Entertainment

This Netflix Horror Movie May Have You Clearing The Art Off Your Walls

by Danielle Burgos
Claudette Barius/Netflix

For many, the most frightening thing about art are the price tags and gatekeeping, both of which get a solid knock in Netflix's latest original movie, Velvet Buzzsaw. The irony of the movie being one of the service's attempt at gaining scene cred, their second movie premiering at Sundance for a burnish of "legitimacy" days before it starts streaming on Feb. 1, is pretty thick. But though this is a case of the pot calling the kettle black, the real test of the horror movie's mettle will be finding out just how scary Velvet Buzzsaw really is.

The film follows pretentious art critic Morf Vandewalt, played by Jake Gyllenhaal, as he makes his smug way through the art world. His pronouncements on art and artists aren't based on the actual work, but on cementing his opinion as make-or-break in the vicious and catty world of high art. Toni Collette and Rene Russo are gallery folk more obsessed on the money end, and John Malkovich plays a still-famous but washed up artist whose talent was always questionable.

Director/writer Dan Gilroy has worked with Gyllenhaal and (real-life wife) Russo before, on the eerie cautionary tale Nightcrawler. That film, about a young man (Gyllenhaal) who falls into photographing grisly crime scenes at the behest of a jaded news editor (Russo) who pushes him to go further, mirrors Velvet Buzzsaw in many ways — the objects supposedly at the center of each (violence and art, respectively) don't actually matter so much as the manipulators around them using them for their own gains. Where the question comes up naturally in Nightcrawler, as we can see the physical damage and pain being recorded, Velvet Buzzsaw has a supernatural mirror held up to the horrors.

If r/CreepyArt keeps you up at night, this movie will probably have you permanently revoking your MoMA membership. When a now-deceased artist's work is discovered by his gallery-adjacent neighbor, everyone, including Morf, believes they can manipulate the works into The Next Big Thing. That the pieces actually elicit emotion is merely bonus. It comes out that the paintings were specifically requested destroyed by their creator, who spent significant time in an institution for the criminally insane, and were created using real blood.
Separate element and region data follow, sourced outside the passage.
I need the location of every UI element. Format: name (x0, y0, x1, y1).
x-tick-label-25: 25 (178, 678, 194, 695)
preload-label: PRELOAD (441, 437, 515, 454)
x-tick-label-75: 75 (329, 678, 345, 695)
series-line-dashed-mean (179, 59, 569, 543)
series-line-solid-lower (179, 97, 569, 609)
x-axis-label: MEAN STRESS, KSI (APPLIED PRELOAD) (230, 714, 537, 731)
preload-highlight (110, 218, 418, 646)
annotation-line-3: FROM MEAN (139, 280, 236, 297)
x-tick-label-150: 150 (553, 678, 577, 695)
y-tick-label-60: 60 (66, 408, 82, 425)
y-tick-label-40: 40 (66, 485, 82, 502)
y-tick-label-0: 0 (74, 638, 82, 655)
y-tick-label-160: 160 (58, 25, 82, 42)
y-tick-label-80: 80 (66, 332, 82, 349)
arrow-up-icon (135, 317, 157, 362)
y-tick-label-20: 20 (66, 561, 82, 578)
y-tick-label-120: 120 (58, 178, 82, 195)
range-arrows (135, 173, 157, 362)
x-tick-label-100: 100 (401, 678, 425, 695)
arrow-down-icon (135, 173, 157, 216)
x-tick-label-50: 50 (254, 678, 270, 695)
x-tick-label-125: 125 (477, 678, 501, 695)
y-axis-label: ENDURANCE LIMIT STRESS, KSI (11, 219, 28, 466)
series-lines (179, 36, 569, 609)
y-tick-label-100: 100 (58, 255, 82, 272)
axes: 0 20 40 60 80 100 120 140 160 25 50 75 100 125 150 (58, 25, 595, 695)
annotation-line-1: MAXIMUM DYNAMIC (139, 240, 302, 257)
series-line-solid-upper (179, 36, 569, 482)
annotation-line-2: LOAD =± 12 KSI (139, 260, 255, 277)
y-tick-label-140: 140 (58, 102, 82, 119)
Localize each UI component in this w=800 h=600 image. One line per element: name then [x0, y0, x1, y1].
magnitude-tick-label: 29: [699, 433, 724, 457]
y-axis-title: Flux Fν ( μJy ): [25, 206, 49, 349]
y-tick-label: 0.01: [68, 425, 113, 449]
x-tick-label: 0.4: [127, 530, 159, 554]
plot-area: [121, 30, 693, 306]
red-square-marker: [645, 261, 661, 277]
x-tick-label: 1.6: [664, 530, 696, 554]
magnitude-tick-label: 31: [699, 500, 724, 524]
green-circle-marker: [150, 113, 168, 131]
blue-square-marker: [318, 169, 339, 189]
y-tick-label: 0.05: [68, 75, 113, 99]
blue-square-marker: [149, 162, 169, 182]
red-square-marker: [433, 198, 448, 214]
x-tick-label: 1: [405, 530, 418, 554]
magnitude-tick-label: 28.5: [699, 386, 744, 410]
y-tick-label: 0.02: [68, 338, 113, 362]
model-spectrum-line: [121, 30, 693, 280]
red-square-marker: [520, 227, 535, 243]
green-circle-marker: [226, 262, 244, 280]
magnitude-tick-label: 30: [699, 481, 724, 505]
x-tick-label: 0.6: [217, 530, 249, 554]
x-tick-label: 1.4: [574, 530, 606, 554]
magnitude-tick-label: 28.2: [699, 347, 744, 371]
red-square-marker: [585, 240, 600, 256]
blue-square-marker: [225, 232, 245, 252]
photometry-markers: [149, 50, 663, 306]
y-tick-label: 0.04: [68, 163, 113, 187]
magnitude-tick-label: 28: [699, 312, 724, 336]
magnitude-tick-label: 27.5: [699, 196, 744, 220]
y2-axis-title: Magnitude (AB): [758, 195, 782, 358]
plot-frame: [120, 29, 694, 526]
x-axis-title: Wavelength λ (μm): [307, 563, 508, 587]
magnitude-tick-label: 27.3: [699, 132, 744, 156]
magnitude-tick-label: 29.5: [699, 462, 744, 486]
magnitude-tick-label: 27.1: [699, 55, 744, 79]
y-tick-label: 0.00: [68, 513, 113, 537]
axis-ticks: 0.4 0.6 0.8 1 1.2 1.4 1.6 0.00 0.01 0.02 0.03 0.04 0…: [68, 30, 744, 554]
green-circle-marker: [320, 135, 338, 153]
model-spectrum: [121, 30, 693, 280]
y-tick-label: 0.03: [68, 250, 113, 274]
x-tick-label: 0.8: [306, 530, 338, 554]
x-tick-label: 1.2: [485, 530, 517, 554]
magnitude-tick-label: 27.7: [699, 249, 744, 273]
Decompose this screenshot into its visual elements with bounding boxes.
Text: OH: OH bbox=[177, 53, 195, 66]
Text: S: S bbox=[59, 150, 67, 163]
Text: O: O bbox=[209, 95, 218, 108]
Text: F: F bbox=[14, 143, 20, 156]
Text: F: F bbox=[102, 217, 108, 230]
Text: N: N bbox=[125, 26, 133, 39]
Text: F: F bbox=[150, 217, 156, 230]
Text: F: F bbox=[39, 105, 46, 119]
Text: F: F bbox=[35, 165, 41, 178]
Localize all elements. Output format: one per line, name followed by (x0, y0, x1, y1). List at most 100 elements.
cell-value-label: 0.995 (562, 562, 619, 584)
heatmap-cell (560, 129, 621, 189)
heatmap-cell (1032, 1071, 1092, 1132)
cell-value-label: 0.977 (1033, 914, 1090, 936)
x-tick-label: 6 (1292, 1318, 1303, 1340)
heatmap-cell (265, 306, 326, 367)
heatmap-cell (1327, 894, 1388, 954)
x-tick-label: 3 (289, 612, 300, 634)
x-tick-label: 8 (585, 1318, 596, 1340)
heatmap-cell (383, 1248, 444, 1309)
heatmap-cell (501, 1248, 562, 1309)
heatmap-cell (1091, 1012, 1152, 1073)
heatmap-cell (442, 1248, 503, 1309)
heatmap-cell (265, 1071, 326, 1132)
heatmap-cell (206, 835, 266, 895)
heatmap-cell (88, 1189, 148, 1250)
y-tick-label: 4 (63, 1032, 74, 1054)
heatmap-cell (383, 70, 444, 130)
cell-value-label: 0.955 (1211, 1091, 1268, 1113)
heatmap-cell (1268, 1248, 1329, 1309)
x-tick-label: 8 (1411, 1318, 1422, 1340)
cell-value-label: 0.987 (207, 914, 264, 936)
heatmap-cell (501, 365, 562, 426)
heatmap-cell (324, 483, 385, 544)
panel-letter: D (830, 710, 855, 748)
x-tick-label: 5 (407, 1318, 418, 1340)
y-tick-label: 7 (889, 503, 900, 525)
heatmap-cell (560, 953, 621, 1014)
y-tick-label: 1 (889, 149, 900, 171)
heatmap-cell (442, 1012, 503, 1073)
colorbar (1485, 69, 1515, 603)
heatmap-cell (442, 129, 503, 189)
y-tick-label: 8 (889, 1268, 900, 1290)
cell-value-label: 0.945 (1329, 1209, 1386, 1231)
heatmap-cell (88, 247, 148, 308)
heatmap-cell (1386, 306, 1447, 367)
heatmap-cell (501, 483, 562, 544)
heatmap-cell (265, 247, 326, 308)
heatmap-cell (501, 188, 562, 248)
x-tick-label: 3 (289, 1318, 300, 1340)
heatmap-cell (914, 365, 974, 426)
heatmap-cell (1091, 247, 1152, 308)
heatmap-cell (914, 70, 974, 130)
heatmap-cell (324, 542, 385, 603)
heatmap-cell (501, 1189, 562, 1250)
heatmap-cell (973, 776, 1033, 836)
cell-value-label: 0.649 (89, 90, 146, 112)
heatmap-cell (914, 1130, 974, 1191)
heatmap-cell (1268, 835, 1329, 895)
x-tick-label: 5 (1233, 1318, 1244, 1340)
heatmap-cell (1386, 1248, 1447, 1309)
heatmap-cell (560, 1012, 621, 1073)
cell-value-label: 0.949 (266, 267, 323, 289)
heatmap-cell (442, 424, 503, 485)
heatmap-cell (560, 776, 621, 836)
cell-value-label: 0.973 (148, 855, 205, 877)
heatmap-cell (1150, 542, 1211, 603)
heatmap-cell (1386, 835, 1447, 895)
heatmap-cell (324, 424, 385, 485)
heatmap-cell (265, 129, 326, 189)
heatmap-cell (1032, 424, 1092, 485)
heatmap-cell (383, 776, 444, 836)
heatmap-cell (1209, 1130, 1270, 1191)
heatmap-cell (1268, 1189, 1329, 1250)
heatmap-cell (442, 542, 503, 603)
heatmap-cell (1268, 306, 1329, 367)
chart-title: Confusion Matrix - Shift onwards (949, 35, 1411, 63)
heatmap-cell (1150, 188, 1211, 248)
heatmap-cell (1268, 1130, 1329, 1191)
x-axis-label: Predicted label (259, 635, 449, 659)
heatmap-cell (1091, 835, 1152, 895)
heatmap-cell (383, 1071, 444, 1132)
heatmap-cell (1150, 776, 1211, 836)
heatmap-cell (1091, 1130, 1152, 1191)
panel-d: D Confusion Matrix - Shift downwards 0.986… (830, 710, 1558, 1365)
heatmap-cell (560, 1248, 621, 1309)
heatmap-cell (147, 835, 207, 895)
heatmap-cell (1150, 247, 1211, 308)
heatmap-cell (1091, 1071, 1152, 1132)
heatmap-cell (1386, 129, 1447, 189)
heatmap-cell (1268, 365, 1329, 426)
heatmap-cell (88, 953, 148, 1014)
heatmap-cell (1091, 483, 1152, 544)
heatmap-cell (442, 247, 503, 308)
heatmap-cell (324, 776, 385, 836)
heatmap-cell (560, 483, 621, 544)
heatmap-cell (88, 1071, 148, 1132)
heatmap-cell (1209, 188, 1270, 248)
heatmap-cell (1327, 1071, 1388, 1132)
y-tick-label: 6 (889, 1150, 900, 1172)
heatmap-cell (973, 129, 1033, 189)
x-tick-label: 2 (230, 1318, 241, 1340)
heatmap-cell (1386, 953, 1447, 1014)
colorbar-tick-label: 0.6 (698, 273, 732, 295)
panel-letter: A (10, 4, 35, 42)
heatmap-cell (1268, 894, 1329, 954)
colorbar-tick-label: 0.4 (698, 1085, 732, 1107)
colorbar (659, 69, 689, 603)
While this brings up a separate issue, namely that once again a Netflix product appears to lean heavily (and lazily) on the trope of mental illness as shorthand for villainy or distrust, there's also the difficulty of making paintings coming to life frightening. The trailer leans heavily on images of monkeys in one painting reaching out and attacking a man - if you're afraid of monkeys that might be truly terrifying, but art coming to life in movie's been more silly than scary. Delia Deetz's admittedly eerie sculptures coming to life through animation and puppetry in Tim Burton's Beetlejuice is played for laughs; even Ghostbusters II, where the portrait of Vigo the Carpathian becoming a portal for his vicious spirit to return is the entire plot, isn't exactly terrifying. That last example hasn't gone unnoticed by fans of the franchise — there's already a mashup of Gyllenhaal's critic reviewing Ghostbusters' painting out in the world.

If you're truly horrified by art world excesses and hypocrisies, you'll likely get satisfaction from Buzzsaw's depictions of outsider art comeuppance, and if you're one of the art world stereotypes targeted, it's likely you'll be more tickled than terrified seeing scene folk get torn apart or, in one image, literally colored by the works you're judging. For everyone else, Velvet Buzzsaw looks like an indulgence of shorthand ideas about art and the wealthy without offering more than some jump scares — if one of Jeff Koons' hideous balloon sculptures were to come to vengeful life, even if you felt in danger, would you be scared? Whether Velvet Buzzsaw manages to instill fear in installations remains to be seen, but it's unlikely to truly frighten any but those with a fear of gallery markups.